La actividad del mediador como 'promoción de la celebración de contratos' engloba, como se ha dicho, una compleja actividad material, de prospección del mercado, de acercamiento a los clientes, de difusión de los productos o servicios, de negociación, que antecede y prepara la conclusión de contratos.
La prestación principal del corredor, que consiste, en principio, en la actividad de promoción, pero puede ser configurada como una prestación más amplia, o ser extendida a otras prestaciones combinadas o complementarias, como investigación de antecedentes, búsquedas en Registros, comprobación de datos de los eventuales contratantes, determinación de la situación administrativa o urbanística de los inmuebles, etc., no puede ser adecuadamente cumplida sin que, al propio tiempo, el corredor y el principal realicen prestaciones complementarias, que son fundamentalmente deberes accesorios y deberes de protección o seguridad.

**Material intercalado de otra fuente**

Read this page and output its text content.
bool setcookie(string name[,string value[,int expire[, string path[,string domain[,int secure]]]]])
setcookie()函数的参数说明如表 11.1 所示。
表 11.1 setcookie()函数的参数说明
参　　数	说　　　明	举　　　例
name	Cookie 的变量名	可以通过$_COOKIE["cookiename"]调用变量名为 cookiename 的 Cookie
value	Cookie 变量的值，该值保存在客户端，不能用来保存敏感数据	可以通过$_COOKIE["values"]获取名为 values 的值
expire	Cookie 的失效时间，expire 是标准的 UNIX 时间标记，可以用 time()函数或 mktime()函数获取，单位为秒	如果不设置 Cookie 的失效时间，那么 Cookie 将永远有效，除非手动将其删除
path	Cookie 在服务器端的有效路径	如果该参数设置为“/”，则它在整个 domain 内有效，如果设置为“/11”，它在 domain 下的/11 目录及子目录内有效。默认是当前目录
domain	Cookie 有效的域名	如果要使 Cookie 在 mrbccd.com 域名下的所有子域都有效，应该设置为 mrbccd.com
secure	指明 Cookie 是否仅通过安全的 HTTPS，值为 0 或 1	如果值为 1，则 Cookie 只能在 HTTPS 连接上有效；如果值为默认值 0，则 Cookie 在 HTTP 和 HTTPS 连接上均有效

El encargo puede consistir en una declaración, oral o escrita, recepticia, con o sin un contenido preciso, con tal que contenga los elementos básicos sobre sujetos que intervienen, bienes a que se refiere y remuneración que se conviene, pues, en el caso de que no se determinen de otro modo, otros elementos se integran por los usos, la buena fe o la ley, según señala la jurisprudencia, en concreto con detalle sobre el devengo de la remuneración.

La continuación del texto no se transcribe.